Dengvaxia Special Precautions

As with any vaccine, vaccination with Dengvaxia may not protect 100% of vaccinated individuals. It is recommended to continue personal protection measures against mosquito bites after vaccination.
As a precaution, healthcare professionals should follow-up and appropriately manage any vaccines with signs and symptoms of dengue fever, with particular attention to dengue warning signs (e.g., high fever, severe abdominal pain or tenderness, persistent vomiting, mucosal bleeding, somnolence and hyperactivity according to WHO guidelines 2009).
In individuals who have not been previously infected by the dengue virus, an increased risk of hospitalization for dengue and clinically severe dengue (predominantly grade 1 or 2 Dengue Hemorrhagic Fever [WHO 1997]) has been observed in the long-term follow up of clinical trials (see Adverse Reactions).
Vaccination should only be recommended when the potential benefits outweigh the potential risks (for those living in areas with a high dengue seroprevalence or where epidemiological data indicate a high burden of dengue disease). Healthcare professionals would need to assess the likelihood of prior dengue infection in these individuals before vaccinating. For individuals who have not been previously infected by dengue virus, vaccination should not be recommended. Previous infection by dengue virus can be substantiated through serotesting where available.

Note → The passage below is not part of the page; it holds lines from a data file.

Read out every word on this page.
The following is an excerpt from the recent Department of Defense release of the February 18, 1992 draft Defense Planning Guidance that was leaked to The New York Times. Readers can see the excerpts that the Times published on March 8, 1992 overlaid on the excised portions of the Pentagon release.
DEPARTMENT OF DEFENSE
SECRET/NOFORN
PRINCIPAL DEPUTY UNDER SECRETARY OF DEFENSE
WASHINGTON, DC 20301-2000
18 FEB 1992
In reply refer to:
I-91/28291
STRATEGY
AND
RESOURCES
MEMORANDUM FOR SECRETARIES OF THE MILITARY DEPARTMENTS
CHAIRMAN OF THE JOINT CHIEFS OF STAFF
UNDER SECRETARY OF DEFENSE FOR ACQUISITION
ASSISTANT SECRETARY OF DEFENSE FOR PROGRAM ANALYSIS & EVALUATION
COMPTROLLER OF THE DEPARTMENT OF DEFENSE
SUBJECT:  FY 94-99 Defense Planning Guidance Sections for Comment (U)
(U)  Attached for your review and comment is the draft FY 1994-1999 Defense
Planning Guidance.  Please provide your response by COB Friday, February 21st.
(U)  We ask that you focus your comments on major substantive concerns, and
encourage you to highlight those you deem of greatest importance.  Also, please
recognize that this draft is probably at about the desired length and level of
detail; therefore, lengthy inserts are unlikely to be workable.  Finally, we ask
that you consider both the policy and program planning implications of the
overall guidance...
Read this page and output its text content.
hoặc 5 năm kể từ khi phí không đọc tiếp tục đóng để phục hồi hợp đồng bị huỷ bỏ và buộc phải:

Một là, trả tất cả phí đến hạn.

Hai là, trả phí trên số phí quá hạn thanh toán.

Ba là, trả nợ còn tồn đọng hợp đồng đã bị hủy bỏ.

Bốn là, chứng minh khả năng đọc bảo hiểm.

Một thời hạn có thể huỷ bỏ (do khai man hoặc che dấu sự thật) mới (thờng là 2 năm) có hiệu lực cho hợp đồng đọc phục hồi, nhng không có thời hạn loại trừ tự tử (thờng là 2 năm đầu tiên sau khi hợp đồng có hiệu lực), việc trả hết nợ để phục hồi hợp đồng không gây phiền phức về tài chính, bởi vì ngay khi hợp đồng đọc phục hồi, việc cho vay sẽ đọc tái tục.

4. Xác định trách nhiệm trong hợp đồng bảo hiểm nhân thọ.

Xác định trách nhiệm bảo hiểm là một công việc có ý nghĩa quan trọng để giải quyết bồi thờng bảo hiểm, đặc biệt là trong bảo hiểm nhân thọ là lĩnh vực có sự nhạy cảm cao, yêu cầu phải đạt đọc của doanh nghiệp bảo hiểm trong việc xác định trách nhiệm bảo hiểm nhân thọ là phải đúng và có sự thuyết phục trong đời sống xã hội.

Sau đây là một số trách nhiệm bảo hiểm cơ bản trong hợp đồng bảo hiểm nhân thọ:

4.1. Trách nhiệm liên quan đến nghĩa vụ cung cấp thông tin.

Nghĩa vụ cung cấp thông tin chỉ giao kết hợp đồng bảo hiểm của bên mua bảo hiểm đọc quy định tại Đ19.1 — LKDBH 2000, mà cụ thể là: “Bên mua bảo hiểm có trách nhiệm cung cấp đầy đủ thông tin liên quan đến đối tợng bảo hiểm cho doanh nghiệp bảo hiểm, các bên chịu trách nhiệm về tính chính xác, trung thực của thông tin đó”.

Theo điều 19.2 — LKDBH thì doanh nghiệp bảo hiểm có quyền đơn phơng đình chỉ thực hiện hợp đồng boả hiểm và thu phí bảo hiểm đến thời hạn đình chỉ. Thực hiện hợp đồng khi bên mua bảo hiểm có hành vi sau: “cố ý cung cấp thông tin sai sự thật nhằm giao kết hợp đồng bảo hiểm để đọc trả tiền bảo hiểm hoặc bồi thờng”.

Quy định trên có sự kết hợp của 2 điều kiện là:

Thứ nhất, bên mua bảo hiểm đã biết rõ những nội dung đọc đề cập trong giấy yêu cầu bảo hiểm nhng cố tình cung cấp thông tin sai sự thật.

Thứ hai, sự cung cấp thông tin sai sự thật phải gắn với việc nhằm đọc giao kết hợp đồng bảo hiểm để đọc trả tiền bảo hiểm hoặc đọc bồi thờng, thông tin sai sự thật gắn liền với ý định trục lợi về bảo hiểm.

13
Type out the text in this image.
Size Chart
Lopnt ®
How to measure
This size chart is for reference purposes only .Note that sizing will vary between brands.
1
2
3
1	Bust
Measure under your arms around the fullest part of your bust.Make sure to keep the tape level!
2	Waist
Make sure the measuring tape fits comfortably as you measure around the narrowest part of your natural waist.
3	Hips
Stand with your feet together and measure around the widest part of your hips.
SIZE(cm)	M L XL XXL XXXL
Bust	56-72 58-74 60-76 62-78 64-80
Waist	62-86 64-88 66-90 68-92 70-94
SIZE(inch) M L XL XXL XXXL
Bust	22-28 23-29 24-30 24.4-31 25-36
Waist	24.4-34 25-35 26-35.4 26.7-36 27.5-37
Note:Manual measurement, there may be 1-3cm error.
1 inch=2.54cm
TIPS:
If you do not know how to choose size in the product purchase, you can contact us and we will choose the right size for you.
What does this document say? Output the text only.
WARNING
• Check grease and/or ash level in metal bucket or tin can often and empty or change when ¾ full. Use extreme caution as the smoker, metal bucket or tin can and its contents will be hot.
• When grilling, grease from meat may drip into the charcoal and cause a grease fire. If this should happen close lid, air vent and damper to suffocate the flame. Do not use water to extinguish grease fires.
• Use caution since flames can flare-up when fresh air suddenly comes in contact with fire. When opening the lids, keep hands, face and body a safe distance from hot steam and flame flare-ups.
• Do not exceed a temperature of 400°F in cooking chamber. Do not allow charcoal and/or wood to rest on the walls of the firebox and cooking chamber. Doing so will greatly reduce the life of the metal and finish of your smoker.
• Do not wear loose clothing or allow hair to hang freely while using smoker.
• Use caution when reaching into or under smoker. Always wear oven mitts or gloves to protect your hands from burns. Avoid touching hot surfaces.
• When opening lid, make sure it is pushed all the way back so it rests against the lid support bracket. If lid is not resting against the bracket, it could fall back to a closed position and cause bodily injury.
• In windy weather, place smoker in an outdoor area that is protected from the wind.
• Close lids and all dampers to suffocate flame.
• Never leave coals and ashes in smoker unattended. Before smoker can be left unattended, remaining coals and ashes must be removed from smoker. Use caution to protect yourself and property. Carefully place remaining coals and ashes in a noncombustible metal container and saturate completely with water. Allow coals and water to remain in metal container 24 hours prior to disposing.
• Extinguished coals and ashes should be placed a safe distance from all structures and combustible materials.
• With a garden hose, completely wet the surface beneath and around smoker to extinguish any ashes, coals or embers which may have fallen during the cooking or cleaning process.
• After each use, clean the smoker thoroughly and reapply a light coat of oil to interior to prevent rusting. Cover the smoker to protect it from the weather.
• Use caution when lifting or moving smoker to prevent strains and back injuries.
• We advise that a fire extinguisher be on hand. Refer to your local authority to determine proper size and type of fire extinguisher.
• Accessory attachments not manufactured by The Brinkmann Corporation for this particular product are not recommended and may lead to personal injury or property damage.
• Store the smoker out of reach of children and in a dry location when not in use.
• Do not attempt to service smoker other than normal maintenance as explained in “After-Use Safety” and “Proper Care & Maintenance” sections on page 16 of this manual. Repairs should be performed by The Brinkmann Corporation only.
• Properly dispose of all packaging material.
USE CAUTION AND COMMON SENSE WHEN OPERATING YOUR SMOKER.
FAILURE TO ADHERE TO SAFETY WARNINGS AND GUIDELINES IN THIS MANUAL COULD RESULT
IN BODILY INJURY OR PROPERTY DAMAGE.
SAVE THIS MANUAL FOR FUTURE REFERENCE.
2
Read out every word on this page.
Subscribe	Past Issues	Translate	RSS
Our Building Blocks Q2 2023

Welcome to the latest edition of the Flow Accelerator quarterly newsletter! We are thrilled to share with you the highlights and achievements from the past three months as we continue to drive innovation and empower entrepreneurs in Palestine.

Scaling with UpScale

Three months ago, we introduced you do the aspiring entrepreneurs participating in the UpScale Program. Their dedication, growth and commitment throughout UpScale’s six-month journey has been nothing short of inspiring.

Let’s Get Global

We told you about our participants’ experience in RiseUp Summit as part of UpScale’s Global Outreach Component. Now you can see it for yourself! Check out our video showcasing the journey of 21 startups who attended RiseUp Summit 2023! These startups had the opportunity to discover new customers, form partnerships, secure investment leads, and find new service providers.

For patients receiving treatment with high doses of systemic corticosteroids given for 2 weeks or more (daily receipt of prednisone or equivalent 20 mg or 2 mg/kg body weight is considered as a substantially immunosuppressive dose), it is advisable to wait until immune function has recovered, i.e., for at least 4 weeks after stopping treatment, before administering Dengvaxia.
Vaccination is not recommended for individuals without prior dengue infection, living in non-endemic areas, who travel to endemic areas.
Dengvaxia must not be administered by intravascular injection under any circumstances.
In individuals who have a history of serious or severe reactions within 48 hours after a prior administration of Dengvaxia or of a vaccine containing similar components, the risks and benefits of administering Dengvaxia must be carefully considered.
Before administering any biological, the person responsible for administration must take all precautions to prevent allergic or other reactions. As with all injectable vaccines, appropriate medical treatment and supervision must always be readily available in the event of an anaphylactic reaction following administration of the vaccine. Epinephrine (1:1000) and other appropriate agents used to control immediate allergic reactions must be available to treat unexpected events such as anaphylaxis.
Syncope (fainting) can occur following, or even before, any vaccination as a psychogenic response to injection with a needle. Procedures should be in place to prevent injury from falling and to manage syncopal reactions.
No studies have been performed on the interference of Dengvaxia with laboratory and/or diagnostic tests.
The tip caps of the pre-filled syringes contain a natural rubber latex derivative, which may cause allergic reactions in latex sensitive individuals.
Dengvaxia contains phenylalanine, sodium and sorbitol: Dengvaxia contains 41 micrograms of phenylalanine in each 0.5 ml dose of single dose presentation. Phenylalanine may be harmful for people with phenylketonuria (PKU), a rare genetic disorder in which phenylalanine builds up becuase the body cannot remove it properly.
Dengvaxia contains less than 1mmol of sodium (23 mg) per 0.5 ml dose, that is to say essentially "sodium-free".
Dengvaxia contains 9.38 milligrams of sorbitol in each 0.5 ml dose of single dose presentation.
Effects on ability to drive and use machines: No studies have been performed on the effects of the vaccine on the ability to drive or to use machines.